WEEK XI – (April 3, 5) Monday: Shakespeare, Selected Sonnets: 15, 18, 29, 71, 73, 129, 130, 144.
Wednesday: John Donne, “The Flea,” “Song (‘Go and catch a falling star’),” “The Sun Rising,”
“Love’s Alchemy,” “A Valediction: Forbidding Mourning.”
WEEK XII – (April 10, 12). Monday: Southwell, “The Burning Babe”; Marvell, “The Garden,” “To
his Coy Mistress”; Herrick, “On Julia’s Clothes.” Wednesday: Bunyan, Pilgrim’s Progerss,
“The Author’s Apology,” with discussion of visual adaptations of PP including The Grand
Moving Panorama of Pilgrim’s Progress (blog links).
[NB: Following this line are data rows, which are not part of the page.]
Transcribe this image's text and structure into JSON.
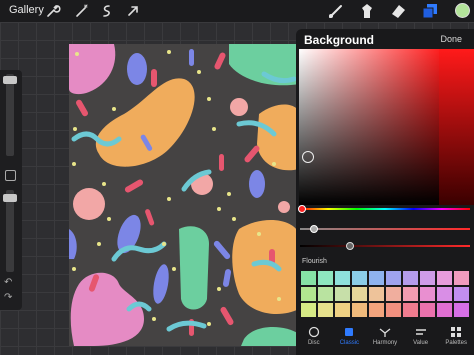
{
  "topbar": {
    "gallery_label": "Gallery",
    "left_tools": [
      "wrench-icon",
      "magic-wand-icon",
      "selection-icon",
      "transform-arrow-icon"
    ],
    "right_tools": [
      "brush-icon",
      "smudge-icon",
      "eraser-icon",
      "layers-icon"
    ],
    "current_color": "#b3e39a"
  },
  "panel": {
    "title": "Background",
    "done_label": "Done",
    "palette_name": "Flourish",
    "palette_colors": [
      "#86e3a6",
      "#8ee6c0",
      "#8ee0dc",
      "#8bcde8",
      "#8fb3ee",
      "#9fa3ef",
      "#b49cec",
      "#cf9ce8",
      "#e89cdc",
      "#f09cbf",
      "#b2e690",
      "#b9e3a0",
      "#c7dfa9",
      "#e6d69a",
      "#eec39a",
      "#f0ae9e",
      "#f29cb1",
      "#e98fd0",
      "#d98ee6",
      "#c28ef0",
      "#d6ea86",
      "#e5e08c",
      "#efd183",
      "#f1bb7c",
      "#f3a47d",
      "#f2907f",
      "#f07c8f",
      "#ea72ad",
      "#e06fd2",
      "#d66fe6"
    ],
    "tabs": [
      {
        "label": "Disc",
        "icon": "disc-icon"
      },
      {
        "label": "Classic",
        "icon": "classic-icon"
      },
      {
        "label": "Harmony",
        "icon": "harmony-icon"
      },
      {
        "label": "Value",
        "icon": "value-icon"
      },
      {
        "label": "Palettes",
        "icon": "palettes-icon"
      }
    ],
    "active_tab": "Classic",
    "accent": "#2f7bff"
  },
  "artwork": {
    "background_color": "#454343",
    "shape_colors": [
      "#f0ac5c",
      "#6ccf9f",
      "#e58bc4",
      "#7c86e6",
      "#e6566f",
      "#6cc9d4",
      "#f2a7a6",
      "#e8e58a"
    ]
  }
}
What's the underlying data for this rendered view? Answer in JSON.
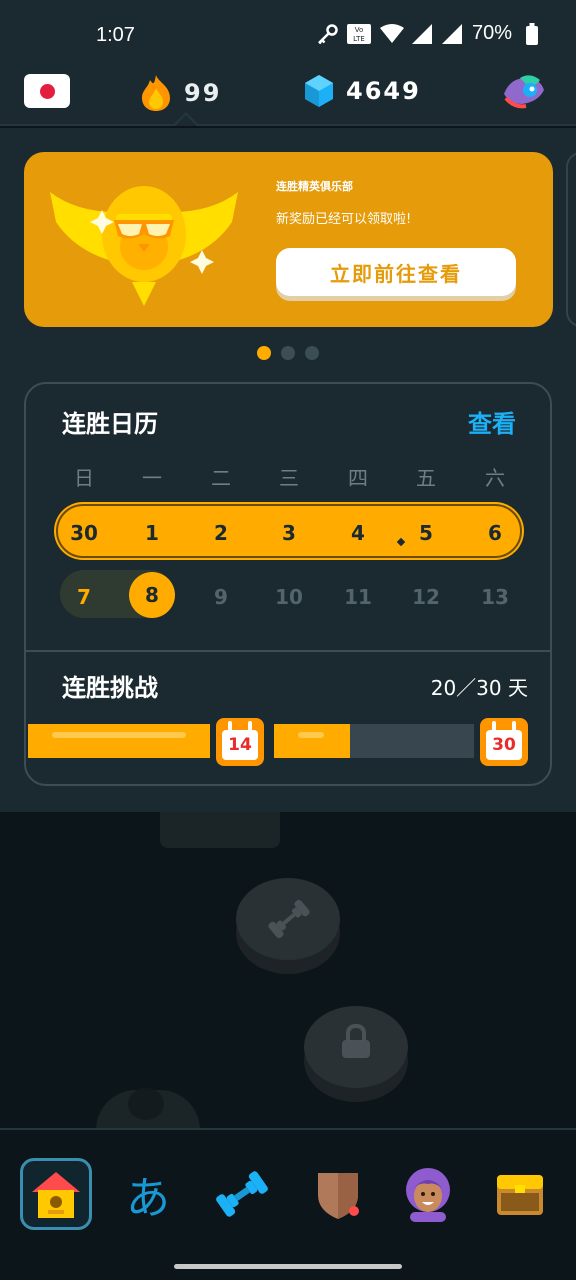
{
  "status_bar": {
    "time": "1:07",
    "battery": "70%",
    "lte_label": "Vo LTE 2"
  },
  "header": {
    "flag": "japan-flag",
    "streak_count": "99",
    "gem_count": "4649"
  },
  "promo": {
    "club_name": "连胜精英俱乐部",
    "message": "新奖励已经可以领取啦!",
    "button_label": "立即前往查看"
  },
  "pager": {
    "pages": 3,
    "active": 0
  },
  "calendar": {
    "title": "连胜日历",
    "view_label": "查看",
    "weekdays": [
      "日",
      "一",
      "二",
      "三",
      "四",
      "五",
      "六"
    ],
    "week1": [
      "30",
      "1",
      "2",
      "3",
      "4",
      "5",
      "6"
    ],
    "week2": [
      "7",
      "8",
      "9",
      "10",
      "11",
      "12",
      "13"
    ],
    "today": "8"
  },
  "challenge": {
    "title": "连胜挑战",
    "progress_text": "20／30 天",
    "progress": 0.667,
    "milestones": [
      "14",
      "30"
    ]
  },
  "bottom_nav": {
    "items": [
      "home",
      "characters",
      "practice",
      "leagues",
      "profile",
      "shop"
    ],
    "active": "home",
    "characters_glyph": "あ"
  },
  "colors": {
    "accent": "#ffab00",
    "blue": "#1cb0f6",
    "bg": "#1b2a30"
  }
}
WEEK XIII – (April 17, 19) Monday: Bunyan, Pilgrim’s Progress, “Part I, First through Fourth
Stages (p. 42 in our e-book edition). Wednesday: Fourth through Eighth Stages (p. 91).
WEEK XIV – (April 24, 26) Monday, Pilgrim’s Progress, pp. 92-120 (end). Wednesday: Milton,
“Lycidas” Final Paper due Wednesday.